SIEMBRA2003… Un año crucial
Hace apenas cuatro años muchos guatemaltecos criticaban los desaciertos del gobierno del PAN y daban poco o ningún crédito a las obras y cambios positivos que iniciaron. ¿Quién nos iba a decir entonces que el año 2003 sería crucial para la historia de Guatemala?
Sin embargo, en estos últimos tres años se nos revirtió la tortilla y la medicina resultó peor que la enfermedad.
El actual gobierno resultó siendo el peor desastre social, cultural, económico y jurídico que le pudo haber pasado al país.
No sólo somos más pobres y más ignorantes, sino que como nunca antes el hambre, la violencia y la corrupción reinan en nuestra tierra.
Resulta que el Soldadito de Plomo que se vendió como James Bond y sus Chicas Milagrosas resultó siendo más clásico, a similitud de Alí Babá y sus Cuarenta Ladrones. Los tres deditos se juntaron y empuñaron para darle al pueblo por toda la cara con descaro e impunidad.
Por esto, el 2003 es crucial para nuestras futuras generaciones. Hoy más que nunca urge que todos los chapines nos involucremos en el futuro político de nuestra patria.
Todos los obreros, profesionales, agricultores, estudiantes y empresarios; pequeños, medianos y grandes, sin diferencia de raza, religión e ideología, debemos reflexionar sobre las consecuencias nefastas de llegar a continuar la corriente del actual régimen.
Ahora debemos asumir la responsabilidad histórica de detenerlos.
Esto no implica participar en política partidista, sino más bien llamando a la cordura a los compatriotas que aún creen en las mentiras y promesas que continúan gritando a los cuatro vientos.
Hagamos una campaña cívica de puerta en puerta para evitar que repitan y acaben con lo poco que nos queda de plata y dignidad. Apoyemos la opción que pueda vencerlos, sea cual fuere y sin titubeos, puesto que de volver a gobernar estos señores, Guatemala se termina de hundir.
Roguemos a Dios porque en este año crucial sepamos afrontar el reto que se nos impone.
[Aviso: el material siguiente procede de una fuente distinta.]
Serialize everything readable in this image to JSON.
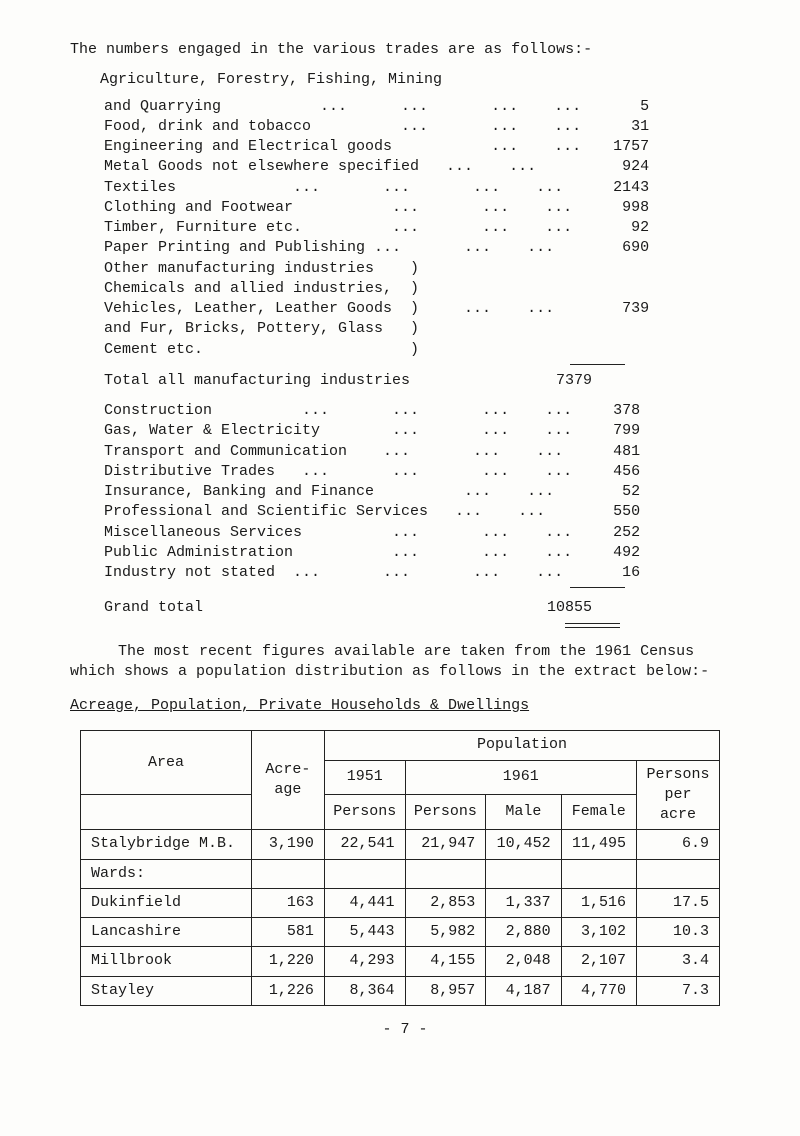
{
  "intro": "The numbers engaged in the various trades are as follows:-",
  "section_title": "Agriculture, Forestry, Fishing, Mining",
  "trades": [
    {
      "label": "and Quarrying           ...      ...       ...    ...",
      "value": "5"
    },
    {
      "label": "Food, drink and tobacco          ...       ...    ...",
      "value": "31"
    },
    {
      "label": "Engineering and Electrical goods           ...    ...",
      "value": "1757"
    },
    {
      "label": "Metal Goods not elsewhere specified   ...    ...",
      "value": "924"
    },
    {
      "label": "Textiles             ...       ...       ...    ...",
      "value": "2143"
    },
    {
      "label": "Clothing and Footwear           ...       ...    ...",
      "value": "998"
    },
    {
      "label": "Timber, Furniture etc.          ...       ...    ...",
      "value": "92"
    },
    {
      "label": "Paper Printing and Publishing ...       ...    ...",
      "value": "690"
    },
    {
      "label": "Other manufacturing industries    )",
      "value": ""
    },
    {
      "label": "Chemicals and allied industries,  )",
      "value": ""
    },
    {
      "label": "Vehicles, Leather, Leather Goods  )     ...    ...",
      "value": "739"
    },
    {
      "label": "and Fur, Bricks, Pottery, Glass   )",
      "value": ""
    },
    {
      "label": "Cement etc.                       )",
      "value": ""
    }
  ],
  "total_manufacturing": {
    "label": "Total all manufacturing industries",
    "value": "7379"
  },
  "services": [
    {
      "label": "Construction          ...       ...       ...    ...",
      "value": "378"
    },
    {
      "label": "Gas, Water & Electricity        ...       ...    ...",
      "value": "799"
    },
    {
      "label": "Transport and Communication    ...       ...    ...",
      "value": "481"
    },
    {
      "label": "Distributive Trades   ...       ...       ...    ...",
      "value": "456"
    },
    {
      "label": "Insurance, Banking and Finance          ...    ...",
      "value": "52"
    },
    {
      "label": "Professional and Scientific Services   ...    ...",
      "value": "550"
    },
    {
      "label": "Miscellaneous Services          ...       ...    ...",
      "value": "252"
    },
    {
      "label": "Public Administration           ...       ...    ...",
      "value": "492"
    },
    {
      "label": "Industry not stated  ...       ...       ...    ...",
      "value": "16"
    }
  ],
  "grand_total": {
    "label": "Grand total",
    "value": "10855"
  },
  "paragraph": "The most recent figures available are taken from the 1961 Census which shows a population distribution as follows in the extract below:-",
  "subheading": "Acreage, Population, Private Households & Dwellings",
  "pop_headers": {
    "area": "Area",
    "population": "Population",
    "y1951": "1951",
    "y1961": "1961",
    "acreage": "Acre-\nage",
    "persons1": "Persons",
    "persons2": "Persons",
    "male": "Male",
    "female": "Female",
    "ppa": "Persons\nper\nacre"
  },
  "pop_rows": [
    {
      "area": "Stalybridge M.B.",
      "acre": "3,190",
      "p1": "22,541",
      "p2": "21,947",
      "m": "10,452",
      "f": "11,495",
      "ppa": "6.9"
    },
    {
      "area": "Wards:",
      "acre": "",
      "p1": "",
      "p2": "",
      "m": "",
      "f": "",
      "ppa": ""
    },
    {
      "area": "  Dukinfield",
      "acre": "163",
      "p1": "4,441",
      "p2": "2,853",
      "m": "1,337",
      "f": "1,516",
      "ppa": "17.5"
    },
    {
      "area": "  Lancashire",
      "acre": "581",
      "p1": "5,443",
      "p2": "5,982",
      "m": "2,880",
      "f": "3,102",
      "ppa": "10.3"
    },
    {
      "area": "  Millbrook",
      "acre": "1,220",
      "p1": "4,293",
      "p2": "4,155",
      "m": "2,048",
      "f": "2,107",
      "ppa": "3.4"
    },
    {
      "area": "  Stayley",
      "acre": "1,226",
      "p1": "8,364",
      "p2": "8,957",
      "m": "4,187",
      "f": "4,770",
      "ppa": "7.3"
    }
  ],
  "page_number": "- 7 -"
}
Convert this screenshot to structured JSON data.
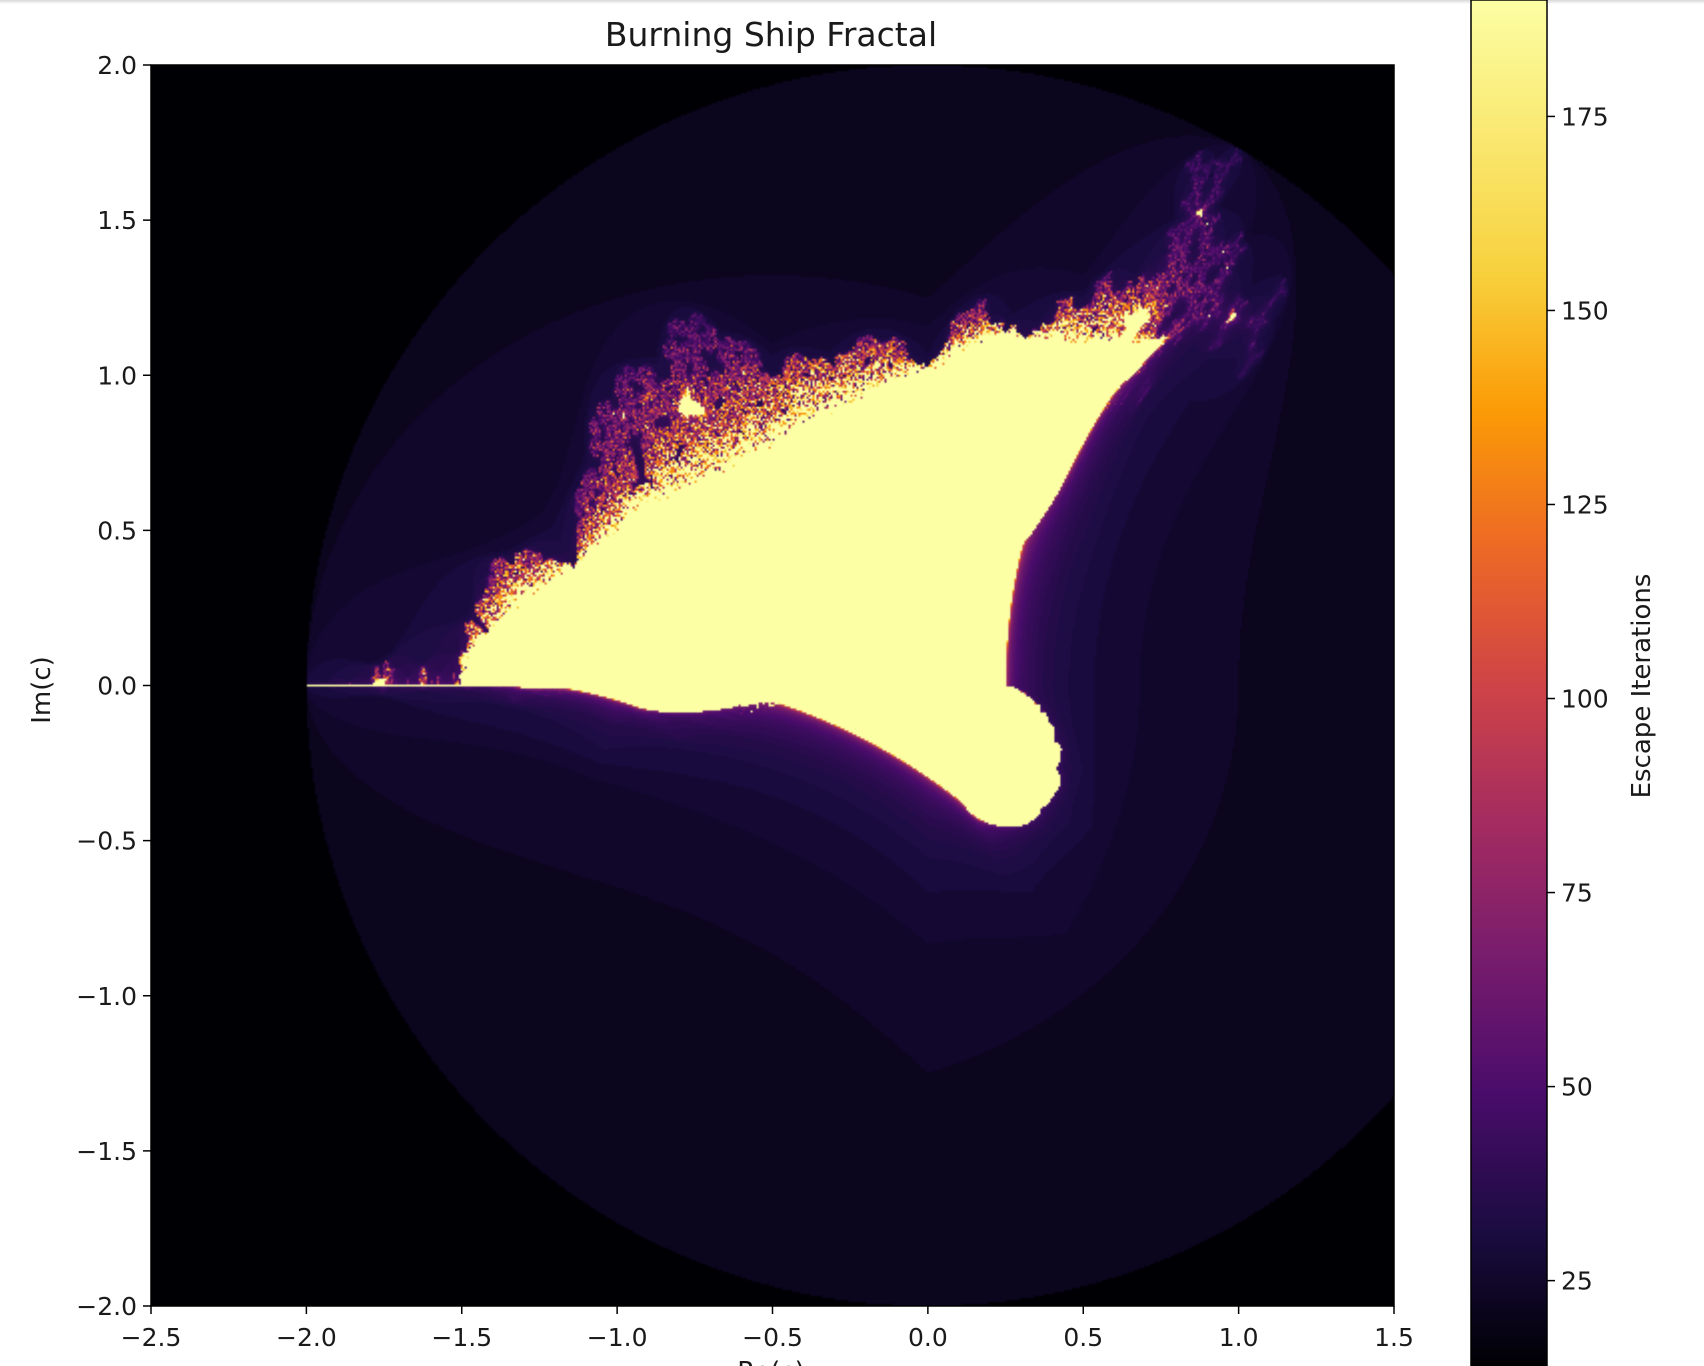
{
  "chart_data": {
    "type": "heatmap",
    "title": "Burning Ship Fractal",
    "xlabel": "Re(c)",
    "ylabel": "Im(c)",
    "xlim": [
      -2.5,
      1.5
    ],
    "ylim": [
      -2.0,
      2.0
    ],
    "x_ticks": [
      "−2.5",
      "−2.0",
      "−1.5",
      "−1.0",
      "−0.5",
      "0.0",
      "0.5",
      "1.0",
      "1.5"
    ],
    "y_ticks": [
      "−2.0",
      "−1.5",
      "−1.0",
      "−0.5",
      "0.0",
      "0.5",
      "1.0",
      "1.5",
      "2.0"
    ],
    "x_tick_values": [
      -2.5,
      -2.0,
      -1.5,
      -1.0,
      -0.5,
      0.0,
      0.5,
      1.0,
      1.5
    ],
    "y_tick_values": [
      -2.0,
      -1.5,
      -1.0,
      -0.5,
      0.0,
      0.5,
      1.0,
      1.5,
      2.0
    ],
    "colormap": "inferno",
    "colorbar": {
      "label": "Escape Iterations",
      "range": [
        14,
        190
      ],
      "ticks": [
        "25",
        "50",
        "75",
        "100",
        "125",
        "150",
        "175"
      ],
      "tick_values": [
        25,
        50,
        75,
        100,
        125,
        150,
        175
      ]
    },
    "max_iterations": 190,
    "grid": false,
    "colors": {
      "background": "#000004",
      "interior": "#fcffa4",
      "mid": "#bc3754"
    }
  }
}
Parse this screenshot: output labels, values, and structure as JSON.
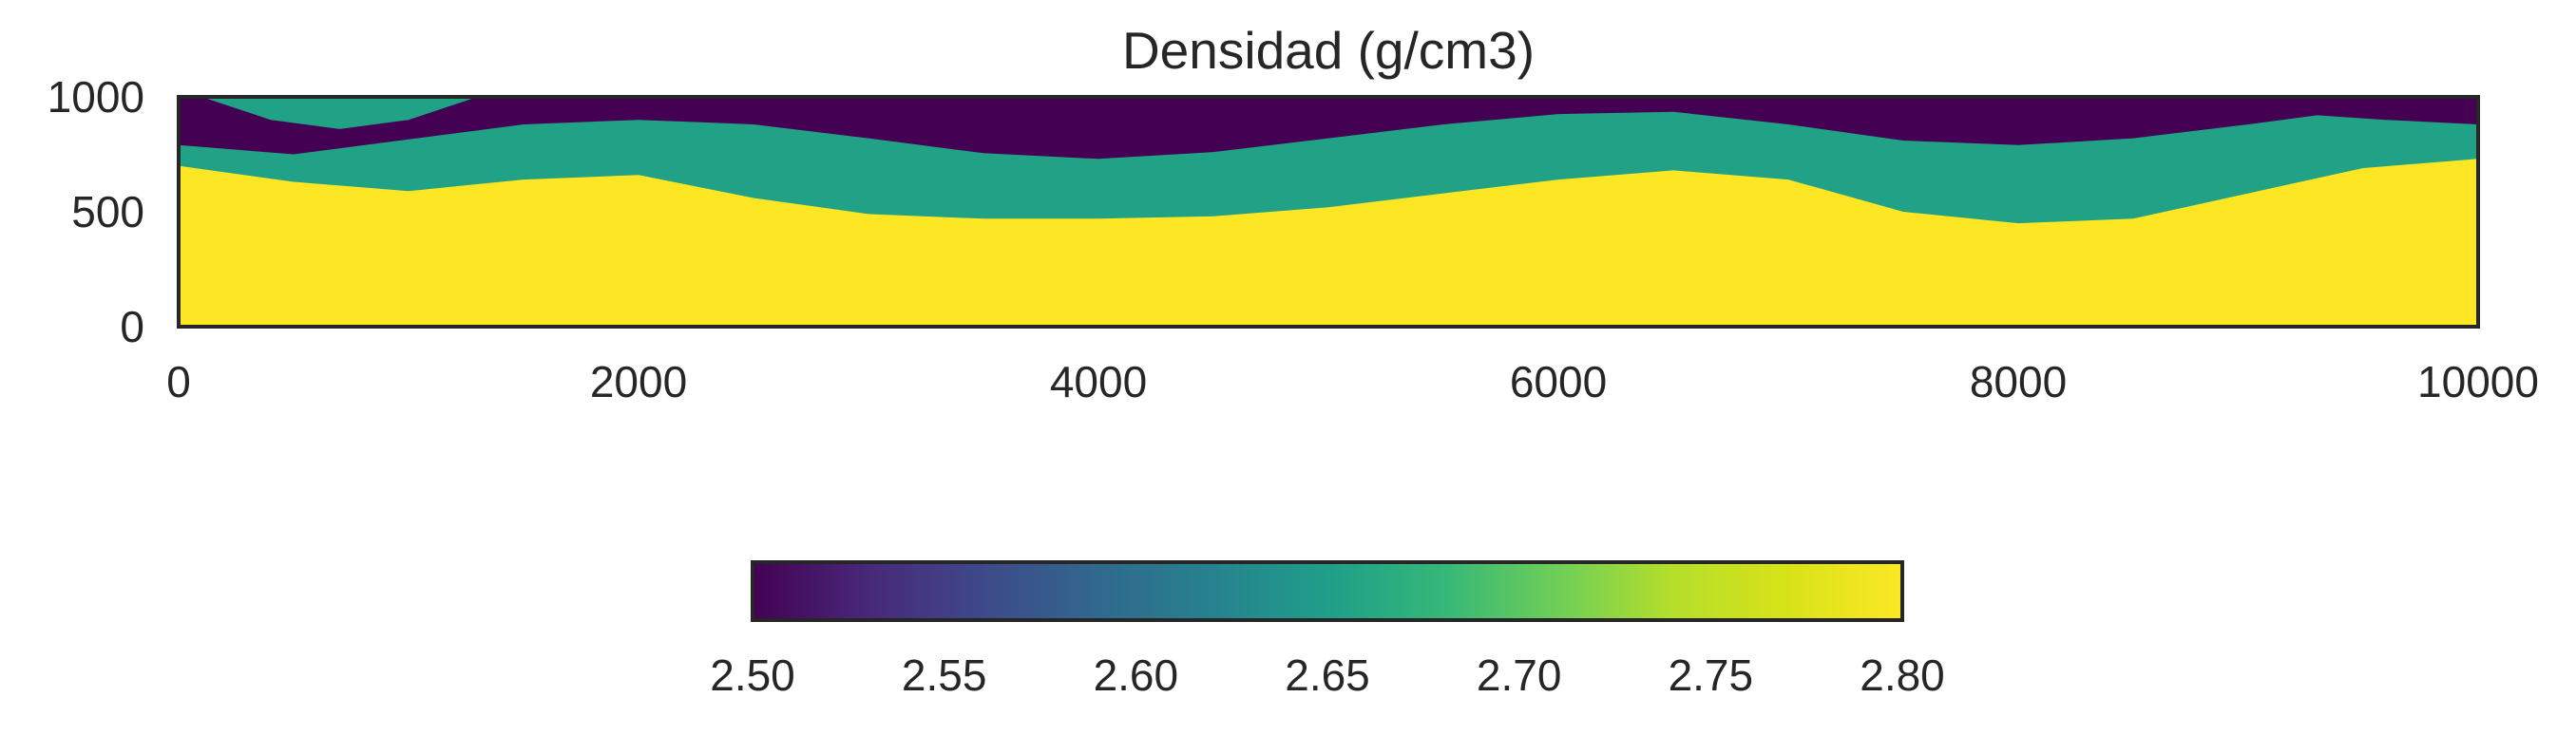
{
  "chart_data": {
    "type": "heatmap",
    "title": "Densidad (g/cm3)",
    "xlabel": "",
    "ylabel": "",
    "xlim": [
      0,
      10000
    ],
    "ylim": [
      0,
      1000
    ],
    "x_ticks": [
      0,
      2000,
      4000,
      6000,
      8000,
      10000
    ],
    "y_ticks": [
      0,
      500,
      1000
    ],
    "x_tick_labels": [
      "0",
      "2000",
      "4000",
      "6000",
      "8000",
      "10000"
    ],
    "y_tick_labels": [
      "0",
      "500",
      "1000"
    ],
    "grid": false,
    "colormap": "viridis",
    "colorbar": {
      "orientation": "horizontal",
      "position": "bottom",
      "range": [
        2.5,
        2.8
      ],
      "ticks": [
        2.5,
        2.55,
        2.6,
        2.65,
        2.7,
        2.75,
        2.8
      ],
      "tick_labels": [
        "2.50",
        "2.55",
        "2.60",
        "2.65",
        "2.70",
        "2.75",
        "2.80"
      ]
    },
    "layers": [
      {
        "value": 2.5,
        "color": "#440154",
        "region": "top of model down to upper boundary"
      },
      {
        "value": 2.65,
        "color": "#21a185",
        "region": "between upper boundary and lower boundary"
      },
      {
        "value": 2.8,
        "color": "#fde725",
        "region": "below lower boundary"
      }
    ],
    "upper_boundary": {
      "x": [
        0,
        500,
        1000,
        1500,
        2000,
        2500,
        3000,
        3500,
        4000,
        4500,
        5000,
        5500,
        6000,
        6500,
        7000,
        7500,
        8000,
        8500,
        9000,
        9300,
        9600,
        10000
      ],
      "y": [
        790,
        750,
        815,
        880,
        900,
        880,
        820,
        755,
        730,
        760,
        820,
        880,
        925,
        935,
        880,
        810,
        790,
        820,
        880,
        920,
        900,
        880
      ]
    },
    "lower_boundary": {
      "x": [
        0,
        500,
        1000,
        1500,
        2000,
        2500,
        3000,
        3500,
        4000,
        4500,
        5000,
        5500,
        6000,
        6500,
        7000,
        7500,
        8000,
        8500,
        9000,
        9500,
        10000
      ],
      "y": [
        700,
        630,
        590,
        640,
        660,
        560,
        490,
        470,
        470,
        480,
        520,
        580,
        640,
        680,
        640,
        500,
        450,
        470,
        580,
        690,
        730
      ]
    },
    "lens": {
      "value": 2.65,
      "x": [
        100,
        300,
        600,
        900,
        1100,
        1300,
        1000,
        700,
        400,
        100
      ],
      "y": [
        1000,
        1000,
        1000,
        1000,
        1000,
        1000,
        900,
        860,
        900,
        1000
      ]
    }
  }
}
Luchemos por eliminar el hambre, la ignorancia, falta de salud, desempleo y las penas de nuestro prójimo. Las cosas en Guatemala tienen que cambiar, puesto que todos tenemos derecho a una vida digna.
Estemos claros que la única forma de cambiar es mediante un trabajo realizado con dignidad, arduo, productivo y honesto por parte de cada uno de nosotros. Empezando por quienes nos gobiernan.
Reciban mis deseos porque el año 2003 traiga bienestar y salud a ustedes y sus familias, y mi ruego porque todos asumamos la responsabilidad de no seguir poniendo la otra mejía.